Le voisinage de la Grande-Chartreuse ne tarda pas à établir entre les deux maisons une fraternité qui était une grâce de plus. Un chemin mystérieux conduisait de l’une à l’autre, à travers les vallées et les hauteurs qui nous séparaient; nous l’eûmes bientôt découvert. Il fallait six heures pour le franchir, tantôt en gravissant par un étroit sentier la sinuosité des roches, tantôt en côtoyant de vertes et fines prairies, tantôt en s’enfonçant dans des forêts profondes, où les arbres ne tombaient jamais sous la main de l’homme et où on rencontrait tout à coup des espaces libres semblables à des jardins, jusqu’à ce qu’on arrivât en face de l’espèce d’abîme où s’élevaient, solitaires et dans leur repos de sept siècles, les grandes édifications sorties de la cellule de saint Bruno. Cette route du désert nous ramenait ensuite à notre pauvre monastère, et, parvenus à un certain point d’où notre œil plongeait sur ses toits, sur ses prairies et jusque sur le cours blanc et rapide de l’Isère, nous retrouvions toujours avec transport ce beau soleil que nous y avions laissé le matin, et qui nous attendait le soir /131/ pour nous dire cet adieu si cher à tous ceux qui unissent sa lumière aux souvenirs de leurs cœurs.

Le voisinage de la Grande-Chartreuse n’était pas le seul qui adoucit pour nous l’austérité du séjour de Chalais.
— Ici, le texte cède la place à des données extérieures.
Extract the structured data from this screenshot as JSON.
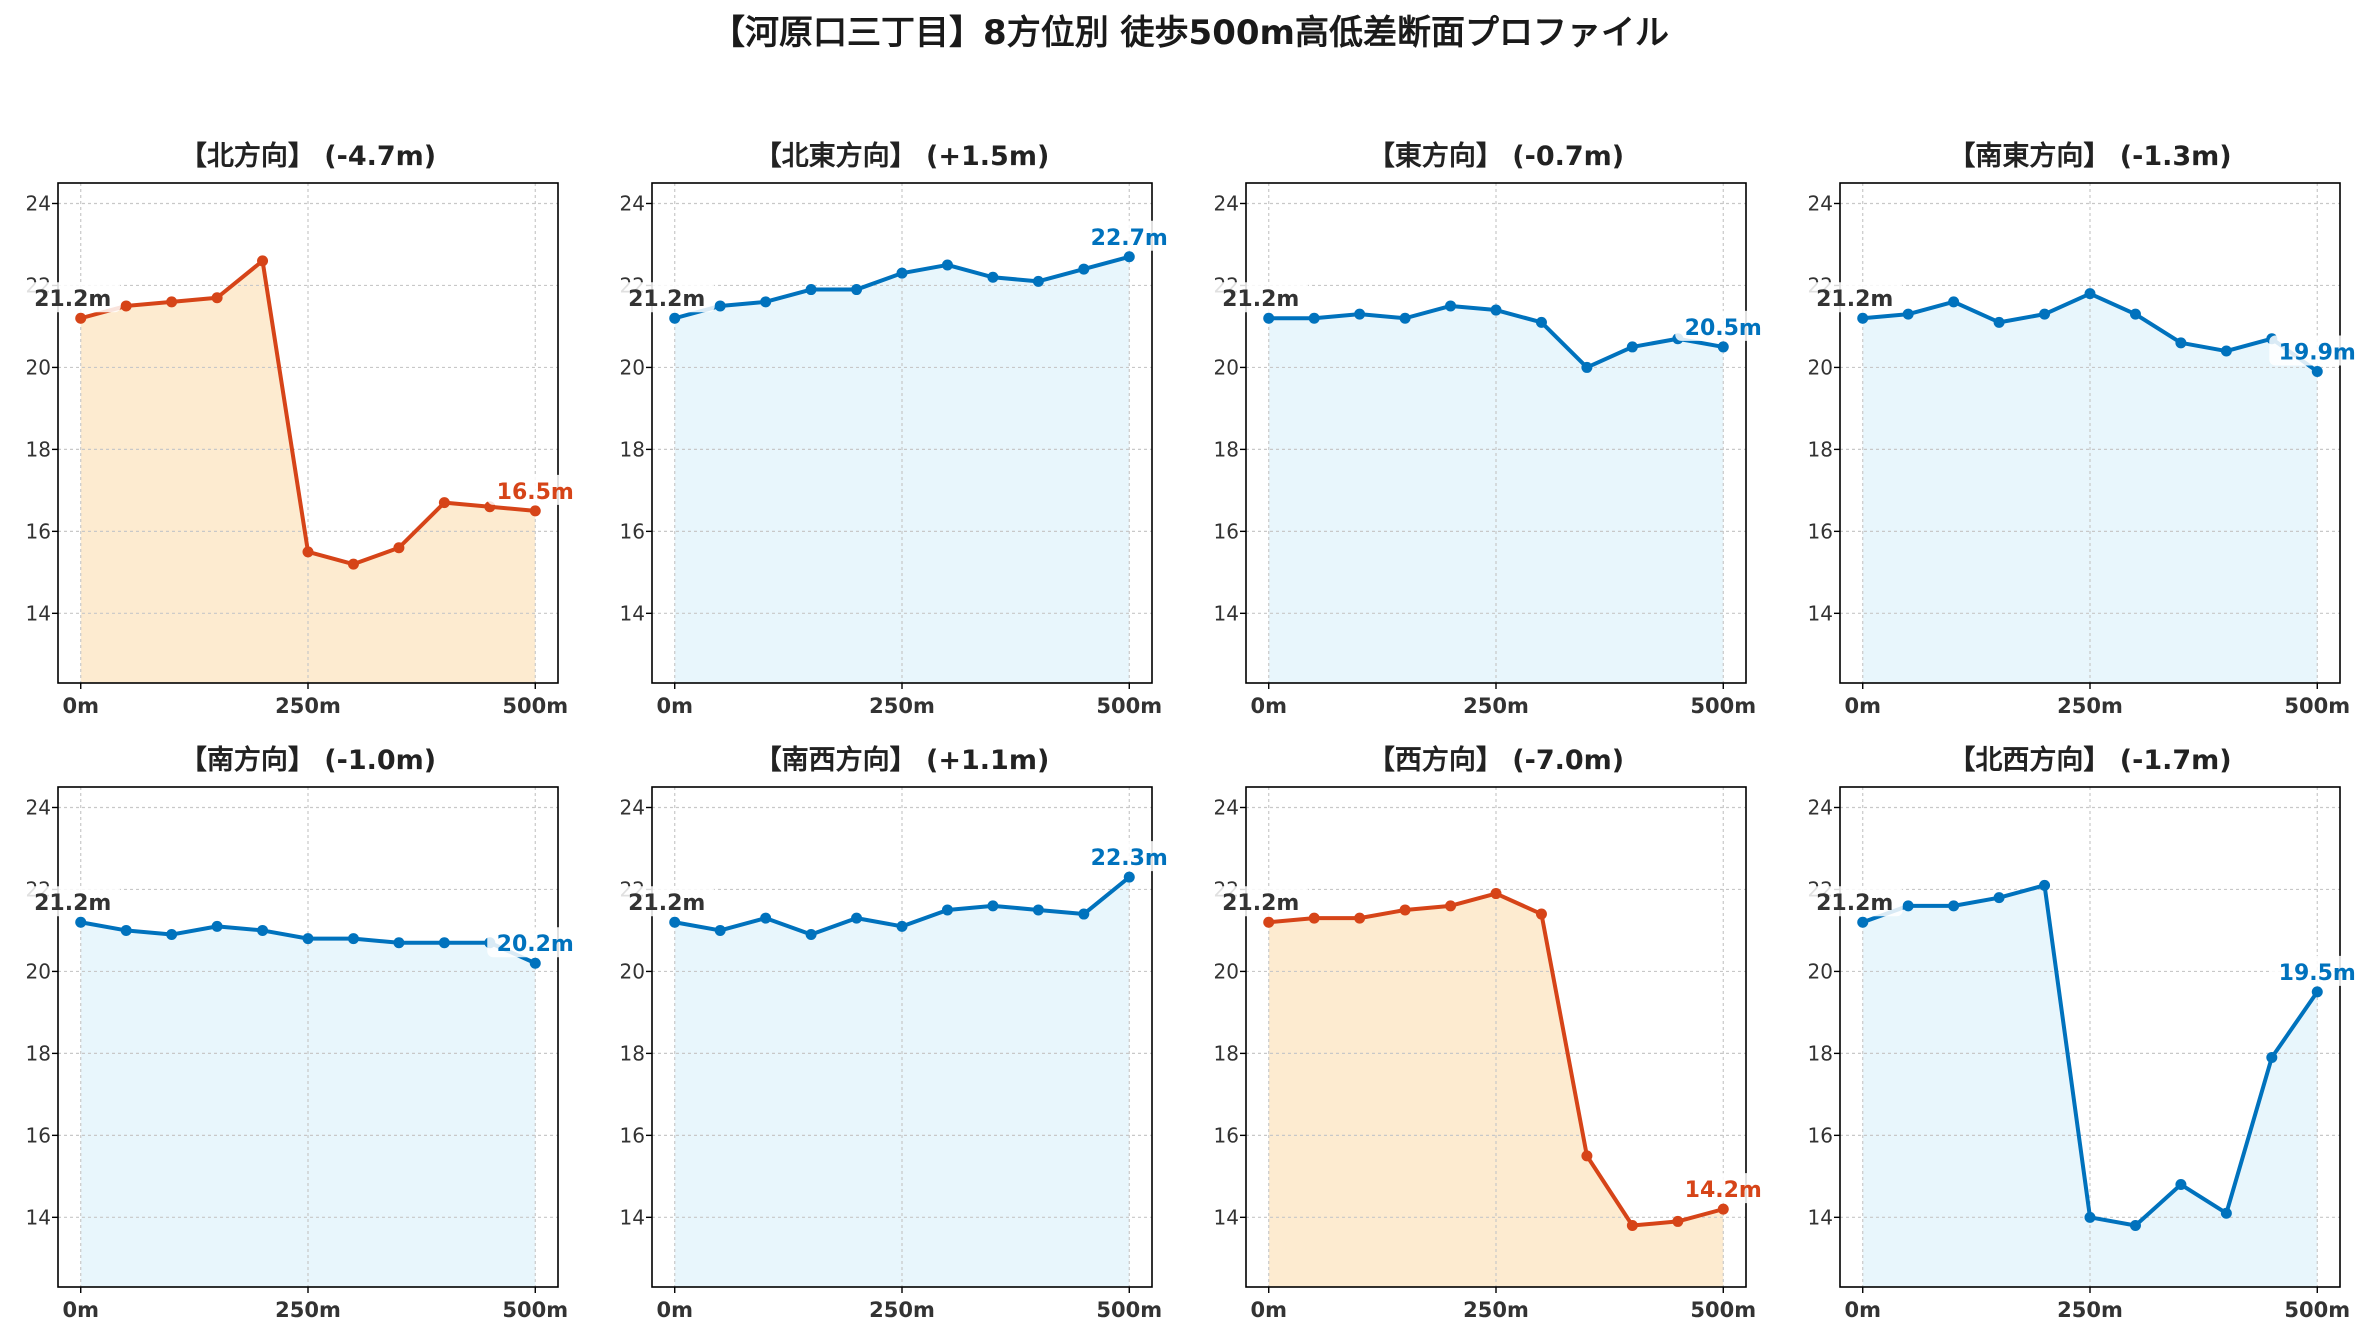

Au bas de nos sommets escarpés et à l’entrée même de la vallée du Grésivaudan, s’élevait le bourg de Voreppe, qui était notre point de départ et notre point d’arrivée, selon que nous montions ou que nous descendions la montagne. Là, dans un presbytère simple et modeste, l’hospitalité ne nous manquait jamais, et la table de son vieux curé était toujours prête à réparer nos forces. Peu de chose nous suffisait, mais ce peu de chose était si cordialement offert, que je n’y songe jamais sans plaisir et sans reconnaissance. Un autre manoir nous était aussi ouvert, et si nous étions là plus proches du monde, cette différence disparaissait par la ressemblance de l’accueil. Grenoble, Chalais, Voreppe, ont laissé dans ma mémoire un souvenir qui ne s’efface point: je n’y ai point rencontré, comme à Nancy, un frère de Saint-Beaussant; mais mille choses ont donné à cette seconde fondation un caractère qui n’a pas cessé de me ravir et d’y faire habiter ma pensée.